それを繰り返すことで、自己信頼は少しずつ育つ。
そして、自分と他者との境界は、静かに輪郭を持ち始める。
神話断章(Lucidia×Equidia)
森の奥、光の届かない静かな場所で、Lucidiaは剣を磨いていた。
その刃は抜かれていない。ただ、いつでも抜ける状態にある。
Equidiaは、その横で小さな秤を揺らしている。
揺れているが、倒れない。
「最近、自分は自分、他人は他人だと、はっきり感じられるようになったそうよ。」
Equidiaが静かに言う。
Lucidiaは刃の先を指先でなぞる。
「それは、戦いの始まりではない。戦いを減らすための準備だ。」
森の空気が少し澄む。
「昔は、混ざることで安心しようとしていたのかもしれないわね。」
Equidiaは秤を見つめる。
「でも混ざりすぎると、自分の重さが分からなくなる。」
Lucidiaは剣を鞘に収める。
「線を引くのは冷たいことではない。
線を引けないことの方が、残酷になる。

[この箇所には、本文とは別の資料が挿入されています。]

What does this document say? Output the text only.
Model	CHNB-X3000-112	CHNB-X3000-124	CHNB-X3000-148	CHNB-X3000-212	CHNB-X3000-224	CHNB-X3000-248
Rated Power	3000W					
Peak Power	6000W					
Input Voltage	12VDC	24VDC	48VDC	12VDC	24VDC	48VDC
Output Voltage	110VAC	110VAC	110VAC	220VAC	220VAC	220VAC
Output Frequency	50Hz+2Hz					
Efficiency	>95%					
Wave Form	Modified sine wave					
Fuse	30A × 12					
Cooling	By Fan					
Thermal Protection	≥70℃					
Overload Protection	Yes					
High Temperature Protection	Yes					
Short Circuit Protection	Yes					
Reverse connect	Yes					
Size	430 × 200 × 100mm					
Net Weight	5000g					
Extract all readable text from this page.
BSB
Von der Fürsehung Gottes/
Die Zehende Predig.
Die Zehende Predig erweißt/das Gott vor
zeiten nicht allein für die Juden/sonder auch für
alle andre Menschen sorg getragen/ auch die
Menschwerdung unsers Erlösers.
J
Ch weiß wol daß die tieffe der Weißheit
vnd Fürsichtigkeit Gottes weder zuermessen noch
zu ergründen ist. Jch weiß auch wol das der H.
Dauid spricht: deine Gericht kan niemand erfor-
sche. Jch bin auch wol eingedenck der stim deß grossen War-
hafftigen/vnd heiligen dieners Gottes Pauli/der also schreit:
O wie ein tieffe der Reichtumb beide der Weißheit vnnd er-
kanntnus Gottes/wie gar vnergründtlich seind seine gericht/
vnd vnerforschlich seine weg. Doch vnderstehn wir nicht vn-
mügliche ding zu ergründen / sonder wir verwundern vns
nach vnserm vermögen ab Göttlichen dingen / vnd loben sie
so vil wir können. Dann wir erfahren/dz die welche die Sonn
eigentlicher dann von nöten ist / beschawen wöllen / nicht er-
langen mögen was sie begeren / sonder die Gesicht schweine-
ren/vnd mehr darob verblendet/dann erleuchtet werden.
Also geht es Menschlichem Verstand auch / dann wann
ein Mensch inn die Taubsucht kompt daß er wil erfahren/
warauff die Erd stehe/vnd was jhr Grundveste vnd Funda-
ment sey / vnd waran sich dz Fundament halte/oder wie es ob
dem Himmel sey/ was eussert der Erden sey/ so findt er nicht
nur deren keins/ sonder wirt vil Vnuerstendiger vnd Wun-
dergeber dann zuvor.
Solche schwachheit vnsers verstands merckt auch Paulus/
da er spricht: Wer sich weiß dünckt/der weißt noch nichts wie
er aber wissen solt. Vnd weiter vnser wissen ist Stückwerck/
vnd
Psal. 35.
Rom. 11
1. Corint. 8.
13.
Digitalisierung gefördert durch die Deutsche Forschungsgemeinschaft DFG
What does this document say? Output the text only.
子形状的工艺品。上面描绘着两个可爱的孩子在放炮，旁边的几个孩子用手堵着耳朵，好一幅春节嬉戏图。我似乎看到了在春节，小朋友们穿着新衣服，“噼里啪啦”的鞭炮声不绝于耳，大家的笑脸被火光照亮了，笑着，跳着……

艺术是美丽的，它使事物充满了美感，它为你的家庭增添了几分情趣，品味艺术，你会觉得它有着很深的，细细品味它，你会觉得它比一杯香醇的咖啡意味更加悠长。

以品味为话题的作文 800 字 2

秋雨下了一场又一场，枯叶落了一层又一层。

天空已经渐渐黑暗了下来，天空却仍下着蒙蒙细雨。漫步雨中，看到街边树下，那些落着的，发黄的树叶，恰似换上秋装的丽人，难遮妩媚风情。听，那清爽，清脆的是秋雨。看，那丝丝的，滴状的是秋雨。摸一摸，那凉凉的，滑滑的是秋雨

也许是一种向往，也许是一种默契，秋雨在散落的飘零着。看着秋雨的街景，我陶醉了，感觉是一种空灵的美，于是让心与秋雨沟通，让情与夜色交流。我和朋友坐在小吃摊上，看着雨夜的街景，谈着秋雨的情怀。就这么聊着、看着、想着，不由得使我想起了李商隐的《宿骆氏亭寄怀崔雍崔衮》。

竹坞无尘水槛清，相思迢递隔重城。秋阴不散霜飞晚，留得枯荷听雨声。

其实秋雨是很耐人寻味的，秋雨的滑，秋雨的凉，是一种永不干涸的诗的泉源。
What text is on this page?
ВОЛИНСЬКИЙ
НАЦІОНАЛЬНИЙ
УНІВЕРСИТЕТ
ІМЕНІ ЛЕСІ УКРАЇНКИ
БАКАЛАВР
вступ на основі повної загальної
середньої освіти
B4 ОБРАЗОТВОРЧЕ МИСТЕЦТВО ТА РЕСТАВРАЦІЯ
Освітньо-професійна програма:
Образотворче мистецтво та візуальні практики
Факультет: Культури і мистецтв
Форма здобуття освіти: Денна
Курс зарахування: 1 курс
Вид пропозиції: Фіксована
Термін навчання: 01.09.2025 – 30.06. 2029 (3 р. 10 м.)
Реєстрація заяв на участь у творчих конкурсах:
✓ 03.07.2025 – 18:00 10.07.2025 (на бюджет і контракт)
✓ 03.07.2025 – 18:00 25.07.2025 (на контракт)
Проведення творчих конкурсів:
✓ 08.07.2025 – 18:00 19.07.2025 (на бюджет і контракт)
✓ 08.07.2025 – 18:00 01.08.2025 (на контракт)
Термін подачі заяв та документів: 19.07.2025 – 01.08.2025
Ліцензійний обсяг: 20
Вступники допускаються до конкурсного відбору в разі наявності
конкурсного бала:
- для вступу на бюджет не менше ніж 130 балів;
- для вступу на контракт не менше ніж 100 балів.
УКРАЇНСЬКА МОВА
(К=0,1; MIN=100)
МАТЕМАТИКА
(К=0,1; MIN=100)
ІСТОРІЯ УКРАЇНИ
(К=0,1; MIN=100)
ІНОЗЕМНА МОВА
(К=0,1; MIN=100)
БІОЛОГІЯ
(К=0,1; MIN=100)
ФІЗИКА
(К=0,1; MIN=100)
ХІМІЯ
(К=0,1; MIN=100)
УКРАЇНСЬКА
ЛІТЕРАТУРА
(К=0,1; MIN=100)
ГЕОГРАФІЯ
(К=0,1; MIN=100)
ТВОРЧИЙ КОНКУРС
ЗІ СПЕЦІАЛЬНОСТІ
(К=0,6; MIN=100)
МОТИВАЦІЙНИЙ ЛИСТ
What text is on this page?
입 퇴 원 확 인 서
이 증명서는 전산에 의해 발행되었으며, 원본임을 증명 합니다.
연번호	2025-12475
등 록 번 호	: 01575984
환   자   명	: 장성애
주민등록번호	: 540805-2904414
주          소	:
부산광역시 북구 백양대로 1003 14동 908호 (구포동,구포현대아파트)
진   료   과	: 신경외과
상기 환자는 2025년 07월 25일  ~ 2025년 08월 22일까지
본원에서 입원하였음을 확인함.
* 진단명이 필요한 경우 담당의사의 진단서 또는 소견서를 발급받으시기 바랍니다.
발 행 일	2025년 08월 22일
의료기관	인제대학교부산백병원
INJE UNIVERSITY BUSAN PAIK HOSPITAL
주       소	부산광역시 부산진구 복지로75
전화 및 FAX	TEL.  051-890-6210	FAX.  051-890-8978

」
森の風が二人の間を通る。
Equidiaが微笑む。
「今はまだ、揺れている途中。
でも揺れていることに気づいているなら、それは回復よ。」
剣は抜かれていない。
秤も倒れていない。
ただ、整いつつある。
静かな強さの正体
輪郭は、誰かを否定するためではなく、自分を守るためにある。
輪郭が曖昧な人ほど、人を責め、自分を卑下する。
それはどちらも健全ではない。
本当に強い人は、むやみに争わない。
境界が明確だからこそ、静かに立っていられるのだ。